Kurios verlief die Partie von Dennis Wagner. Er hatte auf dem Brett Probleme und geriet in Zeitnot. In der Hektik fielen ihm Figuren um, er konnte nicht rechtzeitig aufbauen und verlor schließlich durch Zeitüberschreitung. Trotzdem reichte es am Ende zu einem verdienten 5:3.
Den ersten wichtigen Impuls setzte Anton Korobov. Er glich gegen Frauenbundestrainer Zahar Efimenko zum 1:1 aus – eine ganz wichtige Partie gegen einen erfahrenen Topgroßmeister und -trainer. Georg Meier gewann eine wunderschöne Partie. „Toll, Wahnsinn!“, sagte unser Teamchef nach dem Kampf. Georg steht nach diesem Wochenende bei 5 Punkten aus 6 Partien – stark.
Sonntag: 4½:3½ gegen Kirchweyhe
Am Sonntag wartete mit der Großmeistertruppe des SK Kirchweyhe der stärkere Gegner. Kirchweyhe rüstet personell kontinuierlich auf. Selbst am achten Brett liegt die Wertungszahl inzwischen über 2500.
Es lief für uns günstig an. Zwei Schwarzpartien wurden schnell remis. Kritisch war nur die Partie von Jan-Krzysztof Duda. Wie Jan sich aus der Stellung befreit hat, fand Stefan fantastisch: „Eine Top-Leistung!“
An allen anderen Brettern standen wir okay bis gut. Dann kam der Moment von Shakhriyar Mamedyarov. Shakh lieferte eine Masterclass ab, die den Kampf entschied. Es war sein erster Saisonsieg – genau dann, als wir ihn gebraucht haben.
Vor allem gegen Kirchweyhe waren wir wieder ein Team, in dem es schnelle Unentschieden nur gibt, wenn sie der Mannschaft nützen. „Alle haben geschaut, was die anderen machen, und ihre eigenen Partien darauf abgestimmt“, berichtet Stefan. Am Ende war es ein knapper, aber sicher und kompakt herausgespielter 4½:3½-Erfolg, zum dem Bassem Amin ausnahmsweise „nur“ einen halben Punkt beitrug. Mit 8,5/10 und einer 2763-Performance ist er trotzdem der Topspieler der Liga.
Heimspieltag im März
Am 21. und 22. März geht es für uns zu Hause weiter. Dann empfangen wir den FC Bayern München und den SV Deggendorf. Wir wollen den Schwung mitnehmen.

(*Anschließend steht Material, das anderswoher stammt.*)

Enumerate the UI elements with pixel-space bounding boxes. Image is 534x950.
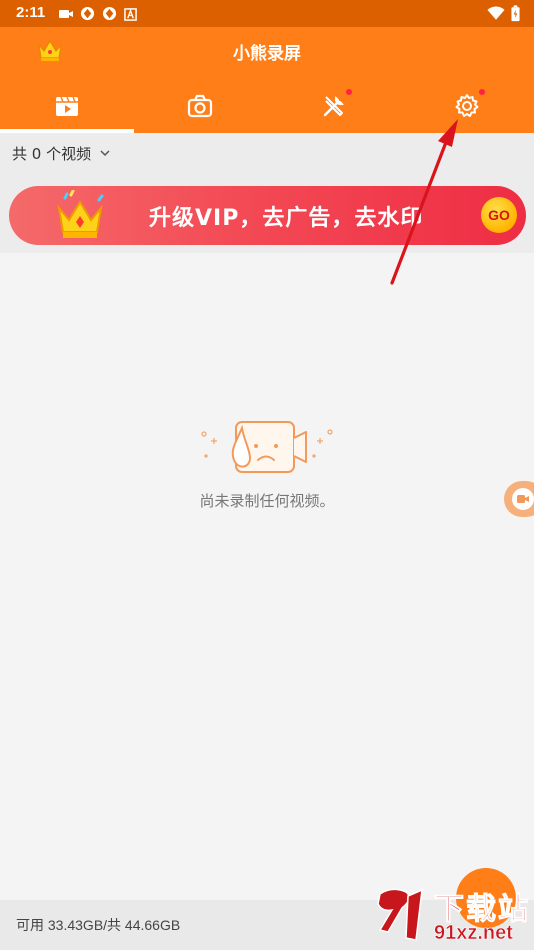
chevron-down-icon (100, 150, 110, 157)
sync-icon (102, 6, 117, 21)
watermark-logo-icon (377, 888, 423, 941)
wifi-icon (487, 6, 505, 25)
go-button[interactable]: GO (481, 197, 517, 233)
sync-icon (80, 6, 95, 21)
tab-screenshots[interactable] (134, 79, 268, 133)
crown-icon (57, 190, 104, 238)
empty-video-illustration (201, 421, 333, 473)
video-count-label: 共 0 个视频 (12, 144, 92, 163)
storage-text: 可用 33.43GB/共 44.66GB (16, 917, 181, 933)
watermark: 下载站 91xz.net (372, 882, 534, 950)
camera-icon (188, 94, 213, 118)
status-time: 2:11 (16, 4, 46, 21)
empty-message: 尚未录制任何视频。 (199, 492, 335, 510)
floating-record-button[interactable] (504, 481, 534, 517)
app-title: 小熊录屏 (233, 44, 301, 64)
battery-icon (511, 5, 520, 26)
watermark-url: 91xz.net (434, 922, 513, 945)
tools-icon (323, 96, 344, 117)
a-icon (124, 6, 139, 21)
video-icon (58, 6, 73, 20)
video-list-icon (55, 96, 78, 116)
status-bar: 2:11 (0, 0, 534, 27)
settings-badge (479, 89, 486, 95)
camera-icon (512, 488, 534, 510)
tools-badge (345, 89, 352, 95)
annotation-arrow (390, 119, 458, 285)
tab-videos[interactable] (0, 79, 134, 133)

Zweite mit solidem Saisonabschluss
Auch in der 2. Bundesliga Süd gab es zum Saisonende Heimspiele. Gegen den SC Eppingen verloren wir knapp mit 3,5:4,5, gegen den SV Walldorf gewannen wir 5:3.
Mit 12:12 Punkten belegt unsere zweite Mannschaft einen starken Rang fünf. Mit dem vorab befürchteten Abstiegskampf hatten wir in dieser Saison nichts zu tun.